Un machin long et polymorphe, indompté et indomptable qui se roule dans sa fange scatologique, qui est si surexcité et révolté qu'il y a forcément dans ce mets sulfureux quelque chose de
salvateur voire cathartique. Il y a un plaisir - pervers - à détruire en bonne et due forme les conventions sociales, à briser les tabous, à revenir à l'état de naissance (la fameuse scène de la
renaissance où, pour anecdote, Carole Laure passe un pénis sur son visage et le frotte charnellement sur ses lèvres); en bref, une certaine joie à suivre ce zigouillage en règle de bienséances
cinématographiques bien avant tout un pan de cinéastes qui ont cherché à faire dans la provocation sans savoir de quoi il en retournait. On dit si souvent que la scatologie est un machin
prépubère pour ados mal dégrossis: il suffit d'y mettre du sens pour comprendre ce qu'elle se sous-tend. En cela, Sweet Movie est le témoignage d'une époque où une création à la fois
subversive et militante était reine, où le didactisme était rayé du vocabulaire, où les moindres tentatives avaient le don sacré d'ébranler la République, l'ordre moral et social.

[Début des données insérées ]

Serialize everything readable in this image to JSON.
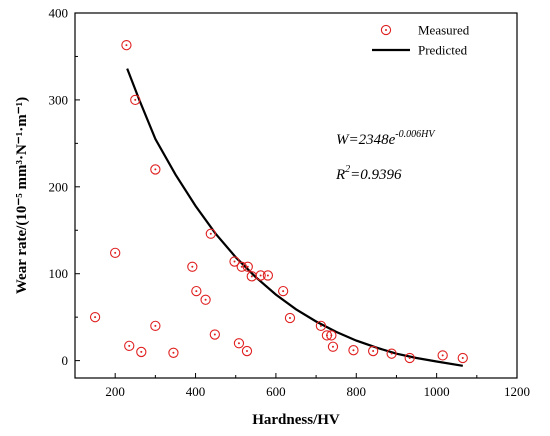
{
  "chart_data": {
    "type": "scatter",
    "xlabel": "Hardness/HV",
    "ylabel": "Wear rate/(10⁻⁵ mm³·N⁻¹·m⁻¹)",
    "xlim": [
      100,
      1200
    ],
    "ylim": [
      -20,
      400
    ],
    "x_ticks": [
      200,
      400,
      600,
      800,
      1000,
      1200
    ],
    "y_ticks": [
      0,
      100,
      200,
      300,
      400
    ],
    "grid": false,
    "legend_position": "top-right",
    "series": [
      {
        "name": "Measured",
        "kind": "scatter",
        "marker": "circle-dot",
        "color": "#e02020",
        "points": [
          {
            "x": 150,
            "y": 50
          },
          {
            "x": 200,
            "y": 124
          },
          {
            "x": 228,
            "y": 363
          },
          {
            "x": 235,
            "y": 17
          },
          {
            "x": 250,
            "y": 300
          },
          {
            "x": 265,
            "y": 10
          },
          {
            "x": 300,
            "y": 220
          },
          {
            "x": 300,
            "y": 40
          },
          {
            "x": 345,
            "y": 9
          },
          {
            "x": 392,
            "y": 108
          },
          {
            "x": 402,
            "y": 80
          },
          {
            "x": 425,
            "y": 70
          },
          {
            "x": 438,
            "y": 146
          },
          {
            "x": 448,
            "y": 30
          },
          {
            "x": 497,
            "y": 114
          },
          {
            "x": 508,
            "y": 20
          },
          {
            "x": 515,
            "y": 108
          },
          {
            "x": 528,
            "y": 11
          },
          {
            "x": 530,
            "y": 108
          },
          {
            "x": 540,
            "y": 97
          },
          {
            "x": 562,
            "y": 98
          },
          {
            "x": 580,
            "y": 98
          },
          {
            "x": 618,
            "y": 80
          },
          {
            "x": 635,
            "y": 49
          },
          {
            "x": 712,
            "y": 40
          },
          {
            "x": 727,
            "y": 29
          },
          {
            "x": 738,
            "y": 29
          },
          {
            "x": 742,
            "y": 16
          },
          {
            "x": 793,
            "y": 12
          },
          {
            "x": 842,
            "y": 11
          },
          {
            "x": 888,
            "y": 8
          },
          {
            "x": 933,
            "y": 3
          },
          {
            "x": 1015,
            "y": 6
          },
          {
            "x": 1065,
            "y": 3
          }
        ]
      },
      {
        "name": "Predicted",
        "kind": "line",
        "color": "#000000",
        "points": [
          {
            "x": 230,
            "y": 336
          },
          {
            "x": 260,
            "y": 300
          },
          {
            "x": 300,
            "y": 255
          },
          {
            "x": 350,
            "y": 214
          },
          {
            "x": 400,
            "y": 178
          },
          {
            "x": 450,
            "y": 146
          },
          {
            "x": 500,
            "y": 119
          },
          {
            "x": 550,
            "y": 96
          },
          {
            "x": 600,
            "y": 76
          },
          {
            "x": 650,
            "y": 59
          },
          {
            "x": 700,
            "y": 45
          },
          {
            "x": 750,
            "y": 33
          },
          {
            "x": 800,
            "y": 23
          },
          {
            "x": 850,
            "y": 15
          },
          {
            "x": 900,
            "y": 8
          },
          {
            "x": 950,
            "y": 3
          },
          {
            "x": 1000,
            "y": -1
          },
          {
            "x": 1065,
            "y": -6
          }
        ]
      }
    ],
    "annotations": {
      "equation": "W=2348e",
      "equation_exponent": "-0.006HV",
      "r2_label": "R",
      "r2_sup": "2",
      "r2_value": "=0.9396"
    }
  }
}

Lors de sa sortie, le film, outrancièrement outrancier, singulièrement singulier, représentatif d'un certain cinéma des années 70 où le n'importe quoi provoquait une poésie accidentelle et
décousue, fut interdit aux moins de 18 ans. Encore aujourd'hui, il impressionne. On est surpris de découvrir une farce potache et grivoise qui sous son chaos et son bordel absolument pas maîtrisé
parle de déliquescence avec de vrais morceaux de bravoure et donc de cinéma dedans. La liberté qu'il s'est octroyé compte pour beaucoup dans l'attachement qu'on peut lui porter, d'autant qu'on
est sûr aujourd'hui de ne plus la retrouver. En fin de compte, on regarde aujourd'hui ce Sweet Movie, avec plus de nostalgie, d'admiration et de regret que d'amusement.
SOURCE : http://www.dvdrama.com/index4entree.php
Si Carole Laure - que j'adore ! - a toujours dénigré Sweet Movie, la succulente Anna Prucnal n'a jamais regretté d'y avoir participé. Dans la vidéo ci-dessous elle
fait juste remarquer les conséquences désastreuses que le film eut pour elle et pour sa carrière dans sa Pologne natale.
ANNA PRUCNAL - Biographie (Wikipédia)
Son père, chirurgien d'origine paysanne, juif et tzigane, fut assassiné par les Nazis. Sa mère, de grande noblesse, descendante de Stanislas Leszczyński, élève donc seule ses deux filles. Après des études de piano et de chant lyrique, Anna Prucnal commence sa carrière d'actrice au Théâtre Satirique Étudiant (STS), foyer de contestation intellectuelle à Varsovie.
À vingt-deux ans elle débute au cinéma, et devient tout de suite populaire. Arrivée en France à trente ans elle entame une seconde carrière essentiellement théâtrale dont beaucoup de pièces de Bertolt Brecht. Elle travaille avec des metteurs en scène importants comme : Jorge Lavelli, Georges Wilson, Roger Planchon, Jean-Louis Barrault, Marc'O, Petrika Ionesco, Lucian Pintilie, Jacques Lassalle... Elle tourne aussi dans plusieurs films dont « Sweet Movie » de Dusan Makavejev, film qui provoquera son interdiction en Pologne pendant quinze ans.
En 1978 elle commence une nouvelle carrière en tant que chanteuse, son récital Rêve d'Ouest-Rêve d'Est la fait connaître du grand public, d'abord à Paris au Théâtre de la Ville puis en Belgique au Théâtre Jean Vilar à Louvain-la-Neuve, où elle est accompagnée aux pianos par Oswald et Nicole d'Andrea, Mylena d'Andrea dans une direction artistique du belge Marc Lerchs. Ses spectacles font le tour du monde, et elle pourra enfin retourner à Varsovie en 1989... pour célébrer le bicentenaire de la Révolution française.
En 2002, elle a écrit un livre de souvenirs Moi qui suis née à Varsovie.